Here are some free video players that can play FLV files (most of these are for Windows) :

  • VLC media player is my personal favorite. Aside from FLV it also supports a wide range of video formats and is one of the most reliable players I’ve ever used. Doesn’t require any external codecs.
  • FLV Player, an aptly named and simple to use freeware app.
  • Moveya FLV player – not bad, can make screenshots and play online videos.
  • Wimpy FLV player – the main selling point of this freeware player is that it supports both Windows and Mac.
  • nFLVPlayer (requires the Flash Player). Can play videos directly from the web.

On a related note, check out this tutorial to find out how to add FLV support to Windows Media Player.

There’s a number of ways you can convert FLV files to the AVI format on Linux. Most of them involve firing up the terminal and entering some cryptic commands (who would’ve guessed? :P)

  • The open source mencoder is one possibility. See this how-to for a simple usage example.
  • Another common solution is to use ffmpeg. Here’s an example :
    ffmpeg -i myvideo.flv -f avi -vcodec mpeg4 myvideo.avi
    Or, if you prefer the MPG format :
    ffmpeg -i myvideo.flv myvideo.mpg
  • Manolis Tzanidakis has written a bash script that simplifies the FLV2AVI encoding. The script uses mencoder.

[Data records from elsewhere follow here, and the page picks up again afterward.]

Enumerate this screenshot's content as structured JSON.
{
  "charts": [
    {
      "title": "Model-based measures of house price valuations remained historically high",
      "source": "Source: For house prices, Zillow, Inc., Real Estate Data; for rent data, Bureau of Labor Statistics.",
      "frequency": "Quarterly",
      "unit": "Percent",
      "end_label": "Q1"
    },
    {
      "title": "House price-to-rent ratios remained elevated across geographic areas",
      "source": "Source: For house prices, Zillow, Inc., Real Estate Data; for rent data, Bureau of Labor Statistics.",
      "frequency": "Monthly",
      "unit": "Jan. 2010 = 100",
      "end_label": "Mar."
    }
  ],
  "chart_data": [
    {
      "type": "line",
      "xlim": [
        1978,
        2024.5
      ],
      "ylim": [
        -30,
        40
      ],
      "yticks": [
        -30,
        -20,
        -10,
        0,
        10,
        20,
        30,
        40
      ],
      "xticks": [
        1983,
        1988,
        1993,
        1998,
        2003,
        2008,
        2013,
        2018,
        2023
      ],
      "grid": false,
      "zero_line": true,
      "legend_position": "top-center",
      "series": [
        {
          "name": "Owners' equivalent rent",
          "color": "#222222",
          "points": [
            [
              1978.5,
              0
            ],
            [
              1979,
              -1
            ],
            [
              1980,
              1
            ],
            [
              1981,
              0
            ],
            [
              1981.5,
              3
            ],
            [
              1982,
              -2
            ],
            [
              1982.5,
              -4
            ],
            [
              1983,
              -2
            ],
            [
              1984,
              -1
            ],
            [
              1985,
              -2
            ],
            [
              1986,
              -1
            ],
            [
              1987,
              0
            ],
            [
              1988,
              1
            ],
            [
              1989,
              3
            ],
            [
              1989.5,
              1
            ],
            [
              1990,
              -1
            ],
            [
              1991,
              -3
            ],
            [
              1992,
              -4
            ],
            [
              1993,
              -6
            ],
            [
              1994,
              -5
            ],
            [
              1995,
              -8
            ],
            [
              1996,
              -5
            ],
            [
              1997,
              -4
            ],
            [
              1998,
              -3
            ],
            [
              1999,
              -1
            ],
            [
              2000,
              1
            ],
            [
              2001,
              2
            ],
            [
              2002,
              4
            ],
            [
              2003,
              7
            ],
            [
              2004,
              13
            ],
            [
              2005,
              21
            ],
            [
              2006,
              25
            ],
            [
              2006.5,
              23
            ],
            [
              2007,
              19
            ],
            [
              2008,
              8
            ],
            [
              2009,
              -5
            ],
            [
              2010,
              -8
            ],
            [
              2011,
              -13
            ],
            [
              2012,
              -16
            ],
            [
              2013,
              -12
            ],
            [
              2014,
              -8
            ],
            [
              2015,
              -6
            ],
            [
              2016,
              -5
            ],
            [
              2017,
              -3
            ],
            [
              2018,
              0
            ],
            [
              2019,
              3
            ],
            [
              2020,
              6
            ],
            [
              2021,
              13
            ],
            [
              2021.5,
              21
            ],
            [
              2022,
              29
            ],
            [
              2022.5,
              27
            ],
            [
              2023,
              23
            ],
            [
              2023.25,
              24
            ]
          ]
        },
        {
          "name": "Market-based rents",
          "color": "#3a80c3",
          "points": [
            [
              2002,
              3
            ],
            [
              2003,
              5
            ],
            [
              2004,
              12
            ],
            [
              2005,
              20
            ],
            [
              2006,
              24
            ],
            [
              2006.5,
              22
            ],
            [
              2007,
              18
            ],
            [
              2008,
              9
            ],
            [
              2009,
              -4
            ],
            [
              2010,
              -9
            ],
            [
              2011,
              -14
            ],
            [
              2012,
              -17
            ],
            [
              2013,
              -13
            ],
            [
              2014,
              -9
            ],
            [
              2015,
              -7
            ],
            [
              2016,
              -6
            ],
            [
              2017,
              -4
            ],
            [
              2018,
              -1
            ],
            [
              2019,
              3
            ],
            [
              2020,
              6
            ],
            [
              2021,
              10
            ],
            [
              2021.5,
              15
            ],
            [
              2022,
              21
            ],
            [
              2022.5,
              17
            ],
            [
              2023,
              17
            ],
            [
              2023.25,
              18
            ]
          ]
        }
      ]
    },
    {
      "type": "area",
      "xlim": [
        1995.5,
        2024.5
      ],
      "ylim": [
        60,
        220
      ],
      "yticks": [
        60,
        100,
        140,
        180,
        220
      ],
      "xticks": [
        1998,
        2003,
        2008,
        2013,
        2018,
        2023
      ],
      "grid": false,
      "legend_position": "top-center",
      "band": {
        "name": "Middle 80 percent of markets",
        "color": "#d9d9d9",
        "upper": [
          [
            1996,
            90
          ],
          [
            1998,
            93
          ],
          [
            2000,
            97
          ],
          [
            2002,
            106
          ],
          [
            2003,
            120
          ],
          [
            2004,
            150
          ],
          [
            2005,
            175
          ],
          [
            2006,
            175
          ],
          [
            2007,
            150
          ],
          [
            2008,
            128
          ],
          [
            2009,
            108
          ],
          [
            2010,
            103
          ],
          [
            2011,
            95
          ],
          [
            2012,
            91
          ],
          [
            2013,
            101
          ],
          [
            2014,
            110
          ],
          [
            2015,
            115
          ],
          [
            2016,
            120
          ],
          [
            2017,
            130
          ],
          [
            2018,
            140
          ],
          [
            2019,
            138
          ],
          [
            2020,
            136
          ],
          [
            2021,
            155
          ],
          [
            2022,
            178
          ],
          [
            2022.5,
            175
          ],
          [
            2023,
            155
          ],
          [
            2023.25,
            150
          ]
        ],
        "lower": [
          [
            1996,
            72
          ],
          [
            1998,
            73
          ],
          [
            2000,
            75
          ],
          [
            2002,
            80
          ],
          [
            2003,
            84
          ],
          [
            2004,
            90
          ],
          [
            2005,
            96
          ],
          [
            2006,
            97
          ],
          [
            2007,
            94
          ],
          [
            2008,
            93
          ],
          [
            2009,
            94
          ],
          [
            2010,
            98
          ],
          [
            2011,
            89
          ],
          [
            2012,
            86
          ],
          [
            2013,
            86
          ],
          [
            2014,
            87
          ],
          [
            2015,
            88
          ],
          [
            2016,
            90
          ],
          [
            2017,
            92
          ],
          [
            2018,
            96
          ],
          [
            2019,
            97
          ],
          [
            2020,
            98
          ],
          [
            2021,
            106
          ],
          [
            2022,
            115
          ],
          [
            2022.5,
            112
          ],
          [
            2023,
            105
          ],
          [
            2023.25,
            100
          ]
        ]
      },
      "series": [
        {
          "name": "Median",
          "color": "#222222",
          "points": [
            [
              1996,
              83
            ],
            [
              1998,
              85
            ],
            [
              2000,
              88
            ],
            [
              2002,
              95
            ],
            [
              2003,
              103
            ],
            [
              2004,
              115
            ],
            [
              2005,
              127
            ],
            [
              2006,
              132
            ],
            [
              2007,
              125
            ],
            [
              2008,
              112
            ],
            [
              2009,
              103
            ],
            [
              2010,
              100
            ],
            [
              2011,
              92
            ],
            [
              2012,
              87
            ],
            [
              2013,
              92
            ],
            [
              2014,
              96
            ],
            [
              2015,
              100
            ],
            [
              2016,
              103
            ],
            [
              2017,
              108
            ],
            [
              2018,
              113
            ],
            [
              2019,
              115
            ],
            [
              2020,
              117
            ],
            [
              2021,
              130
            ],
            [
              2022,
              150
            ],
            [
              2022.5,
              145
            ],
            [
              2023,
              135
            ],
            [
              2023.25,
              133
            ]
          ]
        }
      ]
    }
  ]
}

Related : How to convert FLV to AVI on Windows

June 26th, 2008What is AVI?

In a nutshell, AVI is one of the most popular video file formats. But there’s more to it than might seem at the first look – AVI (or Audio Video Interleave),is actually a multimedia “container format”. AVI files can contain both audio and video data (multiple tracks supported) in a file container that allows synchronous audio-with-video playback. The audio/video can be encoded with a various diverse codecs and quality.

The AVI format was introduced by Microsoft in November 1992 as part of its Video for Windows technology. Most AVI files also use the file format extensions developed by the Matrox OpenDML group in February 1996. These files are supported by Microsoft, and are unofficially called “AVI 2.0”.

While the AVI format is very popular, it’s not the best format for large videos. When AVI is used to store video in popular MPEG-4 codecs (e.g. Xvid and DivX) the files turn out bloated and larger than necessary. Other container formats, like Ogg and MP4, are more efficient.

June 26th, 2008What is FLV?

So what does the “FLV” extension mean? FLV stands for “FLash Video”.

According to Wikipedia, Flash Video is a file format used to deliver video over the Internet using the Flash Player versions 6–10. Until version 9 of the player FLV was a proprietary format. However, the most recent public release of Flash Player also supports H.264 video and HE-AAC audio in the FLV file.
FLVs can also be embedded within SWF files.

You’ve probably seen the videos on YouTube – well, that’s Flash Video. Other sites that use this format include Google Video, Reuters.com and Yahoo! Video. Many television news operations are also using Flash Video on their websites.

Flash Video is viewable on most operating systems, via the widely available Adobe Flash Player and web browser plugin, or one of several third-party programs such as MPlayer, VLC media player (my favorite), Quicktime (meh), or any player which uses DirectShow filters (such as Media Player Classic, Windows Media Player, and Windows Media Center) when the ffdshow filter is installed.

Though the file format itself is open now, the codecs still used with it are patented.